Problems with reward / punishment approaches to motivation
After being offered a reward for some activity, people lose their intrinsic interest in it.
Existing motivation frameworks fail to explain things like Wikipedia and open source, where people work for the feeling of creativity and other intrinsic rewards rather than external rewards or punishments. External rewards work well for rote tasks, but they undermine people's motivations to do creative, higher-level work.
Rewards turn play into work. Doing a task to receive a reward represents a loss of autonomy ("I'm doing it because you're paying me, not because I choose to"). Doing a task for compensation can "crowd out" other, more powerful motivators like altruism (paying people to donate blood results in fewer donations) and curiosity. Pay a kid to take out the trash and he'll never do it, or other chores, for free again. When working just to receive a reward, people will cheat, lie, cut corners, and do the minimum required to get the reward.
Punishments can work in the same counter-intuitive way. Fine parents for being late to pick up their kids from daycare, and instead of showing up on time because they want to be fair and responsible, they show up late because paying the fine to gain time is worth it.
Rewards, besides being poor motivators, also reduce the quality of work. Focus on a reward limits breadth of creativity and encourages risky behavior as well as short-term thinking.
Rewards can work well for routine tasks that have few intrinsic motivators.
For creative work, the best rewards are unexpected and come in the form of praise and useful feedback.
People want to feel competent, autonomous and connected. Satisfying these desires is the key to being motivated and happy at work. People who are inherently motivated to fulfill these desires are always more successful in the long run than those who seek external rewards.
Judge people based on their results. Focus on the job that needs to get done, not mandating how, where or when it does; let people choose that themselves.

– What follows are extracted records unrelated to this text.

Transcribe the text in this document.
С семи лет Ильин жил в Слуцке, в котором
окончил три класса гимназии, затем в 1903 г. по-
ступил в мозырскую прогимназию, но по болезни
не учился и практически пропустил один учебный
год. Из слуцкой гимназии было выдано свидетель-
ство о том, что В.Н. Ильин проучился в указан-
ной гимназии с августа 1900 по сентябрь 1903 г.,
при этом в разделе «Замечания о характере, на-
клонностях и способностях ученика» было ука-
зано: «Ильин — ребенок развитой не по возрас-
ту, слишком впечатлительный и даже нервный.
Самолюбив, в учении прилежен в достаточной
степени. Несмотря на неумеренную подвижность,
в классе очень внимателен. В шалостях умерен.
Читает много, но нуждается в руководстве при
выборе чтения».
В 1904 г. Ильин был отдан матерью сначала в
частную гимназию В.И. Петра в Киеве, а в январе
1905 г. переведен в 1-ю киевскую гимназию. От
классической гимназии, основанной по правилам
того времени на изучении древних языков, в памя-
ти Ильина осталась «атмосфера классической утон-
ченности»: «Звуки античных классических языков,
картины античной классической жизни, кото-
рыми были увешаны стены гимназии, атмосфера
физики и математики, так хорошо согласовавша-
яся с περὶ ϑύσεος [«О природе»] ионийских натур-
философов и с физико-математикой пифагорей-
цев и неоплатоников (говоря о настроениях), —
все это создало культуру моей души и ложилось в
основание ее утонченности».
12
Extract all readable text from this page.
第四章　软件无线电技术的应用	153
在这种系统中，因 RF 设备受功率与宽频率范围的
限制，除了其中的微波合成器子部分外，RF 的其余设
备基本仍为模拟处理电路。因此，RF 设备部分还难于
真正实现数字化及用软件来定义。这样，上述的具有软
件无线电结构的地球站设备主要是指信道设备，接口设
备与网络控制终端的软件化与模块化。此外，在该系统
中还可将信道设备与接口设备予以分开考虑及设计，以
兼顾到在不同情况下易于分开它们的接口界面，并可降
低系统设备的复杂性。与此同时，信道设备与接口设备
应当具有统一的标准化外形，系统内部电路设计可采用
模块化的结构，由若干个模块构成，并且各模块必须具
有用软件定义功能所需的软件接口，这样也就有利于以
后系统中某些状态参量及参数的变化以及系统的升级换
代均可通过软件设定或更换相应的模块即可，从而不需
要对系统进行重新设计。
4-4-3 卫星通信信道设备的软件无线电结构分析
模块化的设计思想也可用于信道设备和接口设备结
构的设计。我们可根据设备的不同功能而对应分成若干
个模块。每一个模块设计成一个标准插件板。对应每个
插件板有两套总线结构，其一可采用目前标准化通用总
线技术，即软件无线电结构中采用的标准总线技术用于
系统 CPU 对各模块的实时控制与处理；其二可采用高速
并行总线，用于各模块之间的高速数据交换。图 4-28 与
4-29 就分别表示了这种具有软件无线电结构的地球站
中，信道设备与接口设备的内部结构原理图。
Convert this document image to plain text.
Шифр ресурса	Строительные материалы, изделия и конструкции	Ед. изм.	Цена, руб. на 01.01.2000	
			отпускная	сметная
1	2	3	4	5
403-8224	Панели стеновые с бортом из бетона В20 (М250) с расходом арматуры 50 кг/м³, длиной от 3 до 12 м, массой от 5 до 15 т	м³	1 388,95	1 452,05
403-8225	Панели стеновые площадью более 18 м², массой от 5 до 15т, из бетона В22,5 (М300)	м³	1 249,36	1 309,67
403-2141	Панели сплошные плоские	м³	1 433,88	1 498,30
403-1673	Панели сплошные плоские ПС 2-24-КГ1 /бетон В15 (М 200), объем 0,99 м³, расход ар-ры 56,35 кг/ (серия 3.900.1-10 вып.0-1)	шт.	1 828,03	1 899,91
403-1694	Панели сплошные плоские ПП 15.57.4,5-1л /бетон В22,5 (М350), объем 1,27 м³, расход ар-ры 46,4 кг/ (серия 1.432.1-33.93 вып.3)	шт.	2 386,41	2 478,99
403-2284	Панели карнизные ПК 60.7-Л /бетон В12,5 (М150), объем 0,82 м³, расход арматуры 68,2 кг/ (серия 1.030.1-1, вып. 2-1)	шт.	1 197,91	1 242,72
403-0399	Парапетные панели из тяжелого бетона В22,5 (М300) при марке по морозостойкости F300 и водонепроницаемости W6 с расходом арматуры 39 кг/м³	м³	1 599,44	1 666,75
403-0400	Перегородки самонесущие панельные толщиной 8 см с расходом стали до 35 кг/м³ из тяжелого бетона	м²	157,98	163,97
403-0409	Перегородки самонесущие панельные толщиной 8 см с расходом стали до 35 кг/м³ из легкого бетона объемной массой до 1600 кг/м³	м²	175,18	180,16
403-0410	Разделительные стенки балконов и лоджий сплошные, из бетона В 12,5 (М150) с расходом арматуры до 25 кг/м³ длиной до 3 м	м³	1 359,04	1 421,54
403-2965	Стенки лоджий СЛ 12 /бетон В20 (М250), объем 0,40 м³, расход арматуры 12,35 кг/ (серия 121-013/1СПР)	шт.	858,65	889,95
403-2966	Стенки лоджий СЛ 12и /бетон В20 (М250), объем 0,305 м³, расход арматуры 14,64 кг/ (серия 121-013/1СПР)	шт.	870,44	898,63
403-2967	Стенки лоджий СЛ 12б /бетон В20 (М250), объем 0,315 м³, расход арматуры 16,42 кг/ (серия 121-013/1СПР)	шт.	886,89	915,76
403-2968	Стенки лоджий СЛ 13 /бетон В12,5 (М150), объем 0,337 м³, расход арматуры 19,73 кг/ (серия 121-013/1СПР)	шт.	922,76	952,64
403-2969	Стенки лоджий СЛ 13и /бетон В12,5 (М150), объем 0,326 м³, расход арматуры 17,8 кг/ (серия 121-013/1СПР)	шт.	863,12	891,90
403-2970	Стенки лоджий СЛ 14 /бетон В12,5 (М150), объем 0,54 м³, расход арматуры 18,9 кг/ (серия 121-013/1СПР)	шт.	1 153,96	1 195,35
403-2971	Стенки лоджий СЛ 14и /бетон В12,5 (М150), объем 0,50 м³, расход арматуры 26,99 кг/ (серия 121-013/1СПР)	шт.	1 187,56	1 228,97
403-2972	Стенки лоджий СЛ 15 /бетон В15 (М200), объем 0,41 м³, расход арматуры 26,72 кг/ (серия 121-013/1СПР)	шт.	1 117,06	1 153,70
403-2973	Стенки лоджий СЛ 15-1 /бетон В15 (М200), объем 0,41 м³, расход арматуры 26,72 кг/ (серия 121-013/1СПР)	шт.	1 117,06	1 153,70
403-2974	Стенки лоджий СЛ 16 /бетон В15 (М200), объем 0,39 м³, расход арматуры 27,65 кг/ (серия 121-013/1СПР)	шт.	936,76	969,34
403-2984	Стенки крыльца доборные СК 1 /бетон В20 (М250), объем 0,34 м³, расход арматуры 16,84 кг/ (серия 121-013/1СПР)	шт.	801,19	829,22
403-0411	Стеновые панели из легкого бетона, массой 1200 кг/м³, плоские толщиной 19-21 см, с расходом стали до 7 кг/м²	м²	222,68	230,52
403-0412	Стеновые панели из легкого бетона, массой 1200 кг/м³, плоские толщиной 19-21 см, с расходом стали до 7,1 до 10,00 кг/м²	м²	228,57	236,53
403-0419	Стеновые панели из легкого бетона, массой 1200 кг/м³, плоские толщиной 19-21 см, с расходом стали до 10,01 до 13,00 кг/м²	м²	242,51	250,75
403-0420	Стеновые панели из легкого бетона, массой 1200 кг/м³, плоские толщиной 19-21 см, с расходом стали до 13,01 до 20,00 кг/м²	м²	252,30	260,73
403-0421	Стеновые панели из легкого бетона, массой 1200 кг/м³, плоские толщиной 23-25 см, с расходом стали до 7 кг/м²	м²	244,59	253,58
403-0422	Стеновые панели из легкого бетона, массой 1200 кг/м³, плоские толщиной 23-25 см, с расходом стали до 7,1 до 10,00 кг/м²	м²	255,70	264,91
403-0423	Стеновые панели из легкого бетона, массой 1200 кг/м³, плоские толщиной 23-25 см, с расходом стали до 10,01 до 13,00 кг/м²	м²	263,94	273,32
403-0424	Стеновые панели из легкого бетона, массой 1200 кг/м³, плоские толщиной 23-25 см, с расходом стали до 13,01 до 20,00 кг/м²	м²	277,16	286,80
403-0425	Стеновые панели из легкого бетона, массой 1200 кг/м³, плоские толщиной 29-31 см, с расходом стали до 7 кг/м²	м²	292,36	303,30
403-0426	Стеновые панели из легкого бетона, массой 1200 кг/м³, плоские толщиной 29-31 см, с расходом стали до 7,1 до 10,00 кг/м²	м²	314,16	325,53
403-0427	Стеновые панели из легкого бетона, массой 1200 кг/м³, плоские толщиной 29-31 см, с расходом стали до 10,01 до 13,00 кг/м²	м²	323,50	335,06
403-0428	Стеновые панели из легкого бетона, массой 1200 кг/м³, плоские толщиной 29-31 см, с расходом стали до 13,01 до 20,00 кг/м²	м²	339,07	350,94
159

Autonomy means freedom to experiment with new ideas, to direct one's work and to act with choice. It does not mean working alone or in a vacuum. Support autonomy by giving feedback and helping people come up with options, then encouraging them to choose their own path.
Pursuit of mastery is important not only for personal fulfillment, but also for having a chance at finding good work. External rewards don't encourage this pursuit.
States of flow are where we experience greatest satisfaction. Flow requires a clear goal, immediate feedback, and a task that forces us to stretch our abilities without being too difficult. (See also my reading notes for Flow.)
Intelligence is something that can be developed, but only if you have that mindset and approach. Set goals that enforce learning, not achievement. Grit predicts eventual mastery better than anything else. (Though there are some problems with grit not addressed by the author.)
Achieving extrinsic goals (wanting to make a certain amount of money) has been shown to not bring happiness, and people who set extrinsic goals have higher levels of anxiety and depression. Purpose is better at driving us to achieve, and rewards us more when we do. Fundraising volunteers raised twice as much when reading brief stories about the people who received the money they raised before their shift.
Pay people well and get the compensation issue out of the way. Money is demotivating when used as a motivator.